A obediência assim é tanto maior
quanto maiores forem, para o indivíduo: o temor de ser identificado e capturado;
a crença na religião e em que nossas ações são vigiadas e recompensadas no
mundo vindouro; a crença humanista interior de que as leis devem ser
respeitadas em nome do bem comum ou que não se deve fazer aos outros aquilo que
não se quer para si mesmo; a importância dada à opinião dos demais, em especial
dos mais próximos; a estimativa racional de que em longo prazo compensa aderir
voluntariamente às normas quando os demais também o fazem; a introjeção dos
valores tradicionais e culturais da comunidade.

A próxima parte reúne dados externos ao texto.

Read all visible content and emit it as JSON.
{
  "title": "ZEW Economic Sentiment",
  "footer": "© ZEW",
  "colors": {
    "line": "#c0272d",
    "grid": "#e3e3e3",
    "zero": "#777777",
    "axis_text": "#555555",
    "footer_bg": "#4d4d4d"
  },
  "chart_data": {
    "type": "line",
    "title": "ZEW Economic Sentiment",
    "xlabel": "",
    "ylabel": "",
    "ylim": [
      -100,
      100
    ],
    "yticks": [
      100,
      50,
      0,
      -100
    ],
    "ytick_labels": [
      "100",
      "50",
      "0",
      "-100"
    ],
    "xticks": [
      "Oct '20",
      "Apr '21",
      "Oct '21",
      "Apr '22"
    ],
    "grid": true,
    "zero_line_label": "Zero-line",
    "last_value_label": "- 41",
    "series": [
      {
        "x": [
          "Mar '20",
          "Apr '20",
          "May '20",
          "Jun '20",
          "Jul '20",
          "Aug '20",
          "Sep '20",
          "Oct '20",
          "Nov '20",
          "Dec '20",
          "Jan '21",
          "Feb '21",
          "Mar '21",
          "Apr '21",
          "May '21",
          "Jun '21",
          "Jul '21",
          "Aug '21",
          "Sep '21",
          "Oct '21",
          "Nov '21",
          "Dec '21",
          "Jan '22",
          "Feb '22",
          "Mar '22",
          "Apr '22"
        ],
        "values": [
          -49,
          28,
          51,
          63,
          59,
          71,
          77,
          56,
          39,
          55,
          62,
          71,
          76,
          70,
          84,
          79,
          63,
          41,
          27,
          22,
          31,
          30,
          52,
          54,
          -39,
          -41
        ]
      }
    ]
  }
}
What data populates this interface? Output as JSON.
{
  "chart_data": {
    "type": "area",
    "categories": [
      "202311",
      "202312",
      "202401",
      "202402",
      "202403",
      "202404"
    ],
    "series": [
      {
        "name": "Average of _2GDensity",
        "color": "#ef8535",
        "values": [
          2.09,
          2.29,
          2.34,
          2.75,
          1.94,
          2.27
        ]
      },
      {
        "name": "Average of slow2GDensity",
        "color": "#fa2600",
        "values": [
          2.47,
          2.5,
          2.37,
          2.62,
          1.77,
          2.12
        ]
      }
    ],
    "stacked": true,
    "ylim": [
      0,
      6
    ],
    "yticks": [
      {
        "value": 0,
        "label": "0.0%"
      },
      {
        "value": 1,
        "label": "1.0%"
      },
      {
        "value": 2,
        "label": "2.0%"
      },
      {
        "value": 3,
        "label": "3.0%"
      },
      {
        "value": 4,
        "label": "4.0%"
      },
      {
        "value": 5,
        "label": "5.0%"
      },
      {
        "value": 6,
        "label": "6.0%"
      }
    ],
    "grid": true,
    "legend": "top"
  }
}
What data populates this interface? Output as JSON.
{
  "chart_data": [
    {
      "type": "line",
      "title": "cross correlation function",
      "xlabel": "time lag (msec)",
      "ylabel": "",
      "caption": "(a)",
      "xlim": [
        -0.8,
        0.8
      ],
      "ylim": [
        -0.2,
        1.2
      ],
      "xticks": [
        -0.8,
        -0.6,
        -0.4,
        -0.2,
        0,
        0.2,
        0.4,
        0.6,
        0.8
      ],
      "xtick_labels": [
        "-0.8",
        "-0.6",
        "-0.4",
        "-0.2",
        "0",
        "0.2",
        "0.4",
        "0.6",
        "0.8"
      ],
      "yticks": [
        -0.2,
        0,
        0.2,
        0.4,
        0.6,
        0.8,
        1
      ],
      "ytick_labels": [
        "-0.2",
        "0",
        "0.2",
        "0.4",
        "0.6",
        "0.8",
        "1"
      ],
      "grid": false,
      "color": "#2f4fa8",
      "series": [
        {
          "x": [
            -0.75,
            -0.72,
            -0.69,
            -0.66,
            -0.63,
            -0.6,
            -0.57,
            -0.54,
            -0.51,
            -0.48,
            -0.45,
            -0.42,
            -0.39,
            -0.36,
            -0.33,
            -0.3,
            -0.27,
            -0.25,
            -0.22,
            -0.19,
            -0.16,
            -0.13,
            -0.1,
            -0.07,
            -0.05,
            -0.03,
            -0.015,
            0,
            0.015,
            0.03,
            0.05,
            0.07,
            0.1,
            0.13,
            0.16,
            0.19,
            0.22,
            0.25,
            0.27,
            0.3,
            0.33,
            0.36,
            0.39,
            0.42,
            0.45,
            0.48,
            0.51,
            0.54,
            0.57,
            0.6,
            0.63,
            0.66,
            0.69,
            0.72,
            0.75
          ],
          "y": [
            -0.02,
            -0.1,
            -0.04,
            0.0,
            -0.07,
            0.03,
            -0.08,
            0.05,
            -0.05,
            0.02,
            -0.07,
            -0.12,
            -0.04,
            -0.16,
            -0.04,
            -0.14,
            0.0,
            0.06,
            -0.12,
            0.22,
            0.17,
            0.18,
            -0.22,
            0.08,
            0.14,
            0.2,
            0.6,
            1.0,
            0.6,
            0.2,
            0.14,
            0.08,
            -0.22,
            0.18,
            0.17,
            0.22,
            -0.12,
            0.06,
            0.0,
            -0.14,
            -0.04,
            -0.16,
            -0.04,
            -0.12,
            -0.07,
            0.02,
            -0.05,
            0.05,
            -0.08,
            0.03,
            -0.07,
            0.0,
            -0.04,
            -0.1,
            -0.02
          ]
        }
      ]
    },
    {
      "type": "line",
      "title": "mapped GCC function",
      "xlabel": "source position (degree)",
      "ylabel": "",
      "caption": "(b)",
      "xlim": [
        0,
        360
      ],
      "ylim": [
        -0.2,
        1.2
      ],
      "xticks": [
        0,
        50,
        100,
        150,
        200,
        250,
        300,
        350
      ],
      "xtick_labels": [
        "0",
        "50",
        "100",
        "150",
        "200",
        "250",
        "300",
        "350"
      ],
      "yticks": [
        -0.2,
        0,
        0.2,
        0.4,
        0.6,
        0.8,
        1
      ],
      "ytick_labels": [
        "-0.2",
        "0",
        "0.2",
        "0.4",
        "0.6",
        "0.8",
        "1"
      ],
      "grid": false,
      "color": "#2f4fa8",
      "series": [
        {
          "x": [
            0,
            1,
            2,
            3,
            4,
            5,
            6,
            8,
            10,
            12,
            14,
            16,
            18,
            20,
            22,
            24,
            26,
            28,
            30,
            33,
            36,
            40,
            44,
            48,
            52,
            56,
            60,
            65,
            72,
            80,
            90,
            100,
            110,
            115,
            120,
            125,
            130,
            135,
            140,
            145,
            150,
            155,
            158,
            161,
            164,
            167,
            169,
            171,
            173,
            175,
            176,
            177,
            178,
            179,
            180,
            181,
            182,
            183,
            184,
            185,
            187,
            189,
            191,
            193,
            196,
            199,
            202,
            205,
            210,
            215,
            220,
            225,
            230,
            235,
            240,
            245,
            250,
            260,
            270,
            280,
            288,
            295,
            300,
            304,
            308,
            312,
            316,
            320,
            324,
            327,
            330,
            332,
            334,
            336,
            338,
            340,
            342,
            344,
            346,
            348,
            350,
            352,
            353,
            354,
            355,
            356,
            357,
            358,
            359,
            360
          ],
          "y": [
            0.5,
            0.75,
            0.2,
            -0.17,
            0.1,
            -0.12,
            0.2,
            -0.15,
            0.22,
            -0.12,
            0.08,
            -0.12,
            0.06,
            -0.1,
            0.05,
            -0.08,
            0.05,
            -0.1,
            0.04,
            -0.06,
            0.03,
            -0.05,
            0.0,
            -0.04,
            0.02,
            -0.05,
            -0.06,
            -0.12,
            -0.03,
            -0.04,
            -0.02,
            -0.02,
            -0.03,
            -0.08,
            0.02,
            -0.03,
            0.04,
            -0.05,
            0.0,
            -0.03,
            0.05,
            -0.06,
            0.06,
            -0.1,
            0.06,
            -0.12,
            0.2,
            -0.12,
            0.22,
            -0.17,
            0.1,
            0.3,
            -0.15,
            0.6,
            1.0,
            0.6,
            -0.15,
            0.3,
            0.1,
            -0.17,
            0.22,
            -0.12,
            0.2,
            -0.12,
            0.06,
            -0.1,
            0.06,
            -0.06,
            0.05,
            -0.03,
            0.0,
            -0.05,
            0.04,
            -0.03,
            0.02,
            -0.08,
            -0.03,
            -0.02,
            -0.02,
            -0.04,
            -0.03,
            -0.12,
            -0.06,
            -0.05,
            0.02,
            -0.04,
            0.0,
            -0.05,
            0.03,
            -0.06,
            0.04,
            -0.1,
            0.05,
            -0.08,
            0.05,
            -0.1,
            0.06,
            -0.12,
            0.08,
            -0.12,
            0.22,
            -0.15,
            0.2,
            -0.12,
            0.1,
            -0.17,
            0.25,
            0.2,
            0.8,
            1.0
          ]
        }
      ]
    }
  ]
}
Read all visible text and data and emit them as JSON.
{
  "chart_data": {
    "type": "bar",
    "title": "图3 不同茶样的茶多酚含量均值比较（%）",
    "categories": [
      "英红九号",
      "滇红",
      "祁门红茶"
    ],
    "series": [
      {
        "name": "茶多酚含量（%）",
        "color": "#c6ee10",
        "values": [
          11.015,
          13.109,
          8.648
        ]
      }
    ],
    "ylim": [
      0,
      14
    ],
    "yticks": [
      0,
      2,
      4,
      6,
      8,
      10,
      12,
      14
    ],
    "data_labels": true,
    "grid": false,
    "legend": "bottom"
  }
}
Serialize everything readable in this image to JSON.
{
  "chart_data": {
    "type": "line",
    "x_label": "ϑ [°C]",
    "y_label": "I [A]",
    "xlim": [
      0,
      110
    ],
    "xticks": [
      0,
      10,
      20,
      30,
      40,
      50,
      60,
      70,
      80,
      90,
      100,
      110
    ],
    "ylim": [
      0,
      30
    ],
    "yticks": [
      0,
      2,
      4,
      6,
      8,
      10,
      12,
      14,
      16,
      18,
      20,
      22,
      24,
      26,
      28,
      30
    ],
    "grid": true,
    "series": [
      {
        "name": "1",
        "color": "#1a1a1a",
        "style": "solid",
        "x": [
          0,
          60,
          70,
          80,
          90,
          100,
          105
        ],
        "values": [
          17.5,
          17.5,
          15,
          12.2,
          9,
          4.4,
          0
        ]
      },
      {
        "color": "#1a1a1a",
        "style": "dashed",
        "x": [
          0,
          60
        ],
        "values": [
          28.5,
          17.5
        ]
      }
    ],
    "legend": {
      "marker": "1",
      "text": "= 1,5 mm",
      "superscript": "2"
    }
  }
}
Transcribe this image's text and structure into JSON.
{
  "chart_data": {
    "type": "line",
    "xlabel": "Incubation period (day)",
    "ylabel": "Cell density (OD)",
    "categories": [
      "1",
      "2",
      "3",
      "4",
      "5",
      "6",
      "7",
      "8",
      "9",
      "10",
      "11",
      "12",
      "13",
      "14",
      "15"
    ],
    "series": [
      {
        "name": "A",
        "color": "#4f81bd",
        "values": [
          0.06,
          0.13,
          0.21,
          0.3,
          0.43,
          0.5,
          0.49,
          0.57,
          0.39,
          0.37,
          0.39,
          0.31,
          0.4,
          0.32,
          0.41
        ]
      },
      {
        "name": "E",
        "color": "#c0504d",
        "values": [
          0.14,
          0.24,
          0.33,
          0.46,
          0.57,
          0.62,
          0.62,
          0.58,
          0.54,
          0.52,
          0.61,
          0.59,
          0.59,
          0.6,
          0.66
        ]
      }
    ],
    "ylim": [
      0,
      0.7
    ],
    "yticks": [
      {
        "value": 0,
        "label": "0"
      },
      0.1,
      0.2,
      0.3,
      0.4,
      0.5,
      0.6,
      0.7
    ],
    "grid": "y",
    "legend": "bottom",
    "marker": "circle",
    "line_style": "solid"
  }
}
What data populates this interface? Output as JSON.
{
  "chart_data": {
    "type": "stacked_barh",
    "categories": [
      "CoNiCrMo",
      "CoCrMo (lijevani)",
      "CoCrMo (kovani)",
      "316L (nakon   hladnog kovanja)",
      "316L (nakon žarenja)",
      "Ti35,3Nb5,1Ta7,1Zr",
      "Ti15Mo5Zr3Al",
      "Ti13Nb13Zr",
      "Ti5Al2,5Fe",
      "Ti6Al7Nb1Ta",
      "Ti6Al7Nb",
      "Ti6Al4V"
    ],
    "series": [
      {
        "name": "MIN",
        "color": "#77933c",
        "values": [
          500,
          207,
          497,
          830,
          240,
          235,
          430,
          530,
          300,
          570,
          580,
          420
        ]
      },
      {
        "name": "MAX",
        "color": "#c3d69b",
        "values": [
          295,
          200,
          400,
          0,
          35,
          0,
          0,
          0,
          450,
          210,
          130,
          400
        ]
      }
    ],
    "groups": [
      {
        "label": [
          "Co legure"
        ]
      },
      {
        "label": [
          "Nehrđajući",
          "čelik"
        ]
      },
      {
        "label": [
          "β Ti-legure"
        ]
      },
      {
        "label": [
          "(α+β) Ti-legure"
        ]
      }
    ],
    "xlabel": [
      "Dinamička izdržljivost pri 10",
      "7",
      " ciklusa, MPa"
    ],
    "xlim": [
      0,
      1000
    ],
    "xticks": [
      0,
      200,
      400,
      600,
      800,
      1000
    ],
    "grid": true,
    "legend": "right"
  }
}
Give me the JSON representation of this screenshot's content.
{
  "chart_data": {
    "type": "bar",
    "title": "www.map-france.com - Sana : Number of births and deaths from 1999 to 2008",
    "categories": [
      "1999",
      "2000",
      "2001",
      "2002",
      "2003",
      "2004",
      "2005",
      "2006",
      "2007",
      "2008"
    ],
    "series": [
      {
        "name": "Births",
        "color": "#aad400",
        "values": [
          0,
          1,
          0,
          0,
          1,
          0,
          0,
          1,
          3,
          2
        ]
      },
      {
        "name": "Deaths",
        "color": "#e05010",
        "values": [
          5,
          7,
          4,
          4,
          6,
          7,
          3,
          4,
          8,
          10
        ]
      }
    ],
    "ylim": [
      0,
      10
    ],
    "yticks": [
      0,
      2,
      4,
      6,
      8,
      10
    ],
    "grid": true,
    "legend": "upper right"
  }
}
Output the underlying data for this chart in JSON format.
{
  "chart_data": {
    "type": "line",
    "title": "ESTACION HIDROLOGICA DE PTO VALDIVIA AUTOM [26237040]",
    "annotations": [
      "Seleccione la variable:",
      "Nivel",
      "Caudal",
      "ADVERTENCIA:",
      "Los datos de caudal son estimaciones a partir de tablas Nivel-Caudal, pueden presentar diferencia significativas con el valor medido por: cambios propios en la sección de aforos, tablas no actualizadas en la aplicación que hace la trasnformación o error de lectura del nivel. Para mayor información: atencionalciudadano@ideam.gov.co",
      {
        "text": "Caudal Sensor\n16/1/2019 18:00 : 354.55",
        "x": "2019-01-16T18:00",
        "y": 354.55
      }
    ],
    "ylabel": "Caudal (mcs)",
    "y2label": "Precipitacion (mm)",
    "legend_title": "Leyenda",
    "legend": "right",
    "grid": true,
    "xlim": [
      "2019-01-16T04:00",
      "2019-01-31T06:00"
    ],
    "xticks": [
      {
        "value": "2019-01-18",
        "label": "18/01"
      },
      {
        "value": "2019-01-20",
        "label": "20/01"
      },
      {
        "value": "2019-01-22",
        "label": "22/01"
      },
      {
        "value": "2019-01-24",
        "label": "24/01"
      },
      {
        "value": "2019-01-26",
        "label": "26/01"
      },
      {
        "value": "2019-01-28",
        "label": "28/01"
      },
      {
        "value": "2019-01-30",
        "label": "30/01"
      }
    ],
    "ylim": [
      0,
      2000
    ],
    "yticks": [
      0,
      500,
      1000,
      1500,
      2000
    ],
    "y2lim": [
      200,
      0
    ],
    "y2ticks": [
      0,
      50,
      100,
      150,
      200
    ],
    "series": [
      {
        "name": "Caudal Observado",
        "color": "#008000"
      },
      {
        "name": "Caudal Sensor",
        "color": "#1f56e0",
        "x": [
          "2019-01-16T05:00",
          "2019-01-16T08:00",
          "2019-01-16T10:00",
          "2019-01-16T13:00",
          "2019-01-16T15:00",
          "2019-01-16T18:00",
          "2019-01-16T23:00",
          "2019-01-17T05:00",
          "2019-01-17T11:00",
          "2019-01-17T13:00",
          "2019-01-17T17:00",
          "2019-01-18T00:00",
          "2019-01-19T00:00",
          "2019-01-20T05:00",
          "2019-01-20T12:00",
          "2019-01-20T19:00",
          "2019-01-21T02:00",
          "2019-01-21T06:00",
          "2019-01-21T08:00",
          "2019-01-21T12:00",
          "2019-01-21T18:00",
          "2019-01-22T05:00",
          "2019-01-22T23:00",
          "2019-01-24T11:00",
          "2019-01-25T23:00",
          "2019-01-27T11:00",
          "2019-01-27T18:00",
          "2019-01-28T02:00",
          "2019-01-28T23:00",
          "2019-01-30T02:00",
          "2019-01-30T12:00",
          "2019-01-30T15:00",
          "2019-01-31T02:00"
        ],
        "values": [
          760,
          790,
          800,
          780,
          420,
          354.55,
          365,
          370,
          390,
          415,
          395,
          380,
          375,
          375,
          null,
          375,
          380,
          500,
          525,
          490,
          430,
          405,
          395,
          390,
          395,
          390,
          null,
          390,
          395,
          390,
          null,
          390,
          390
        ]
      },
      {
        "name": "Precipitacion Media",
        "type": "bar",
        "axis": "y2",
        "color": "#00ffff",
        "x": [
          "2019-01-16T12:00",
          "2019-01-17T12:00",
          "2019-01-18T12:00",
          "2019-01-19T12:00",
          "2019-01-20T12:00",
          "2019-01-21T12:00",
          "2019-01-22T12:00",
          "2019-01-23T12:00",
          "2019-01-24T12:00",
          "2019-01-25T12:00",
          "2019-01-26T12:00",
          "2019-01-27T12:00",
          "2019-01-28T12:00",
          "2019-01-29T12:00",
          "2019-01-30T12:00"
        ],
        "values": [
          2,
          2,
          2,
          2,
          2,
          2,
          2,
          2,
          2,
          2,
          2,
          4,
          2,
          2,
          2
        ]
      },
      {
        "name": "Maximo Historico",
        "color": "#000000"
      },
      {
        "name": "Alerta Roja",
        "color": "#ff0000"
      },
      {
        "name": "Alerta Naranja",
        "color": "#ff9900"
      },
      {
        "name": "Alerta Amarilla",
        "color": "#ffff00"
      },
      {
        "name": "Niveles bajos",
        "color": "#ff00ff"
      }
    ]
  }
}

Extrapolando do individual para o
nível coletivo, é possível especular que o grau de obediência às leis – ou da
violência e criminalidade - em uma determinada comunidade dependam em parte dos
mesmos fatores que atuam sobre os indivíduos. Em outras palavras, a
desobediência e a criminalidade devem ser maiores onde: a probabilidade de
detecção e punição é baixa; a religiosidade é baixa; o individualismo e
insolidarismo são elevados; não é socialmente vergonhoso infringir as normas; o
cálculo mental sugere que não compensa aderir às normas porque inexistem
incentivos e os demais não o fazem, de modo que a decisão racional é violar a norma;
os valores culturais não reforçam a noção de que as leis e normas sociais devem
ser respeitadas.
Estes fatores “inibitórios”,
explicam tanto o funcionamento mental de um criminoso profissional tentado a
cometer um crime grave quanto o do “cidadão de bem”, quando deparado com as
pequenas contravenções do cotidiano, como dirigir alcoolizado, comprar DVDs e
softwares piratas, sonegar o imposto de renda, furar a fila, subornar o guarda
para não ser multado e outros delitos nossos de cada dia.
Com efeito, diversas pesquisas
criminológicas sugerem que estes mecanismos afetam os níveis de criminalidade
local. Uma área vigiada inibe a criminalidade enquanto uma abandonada a estimula.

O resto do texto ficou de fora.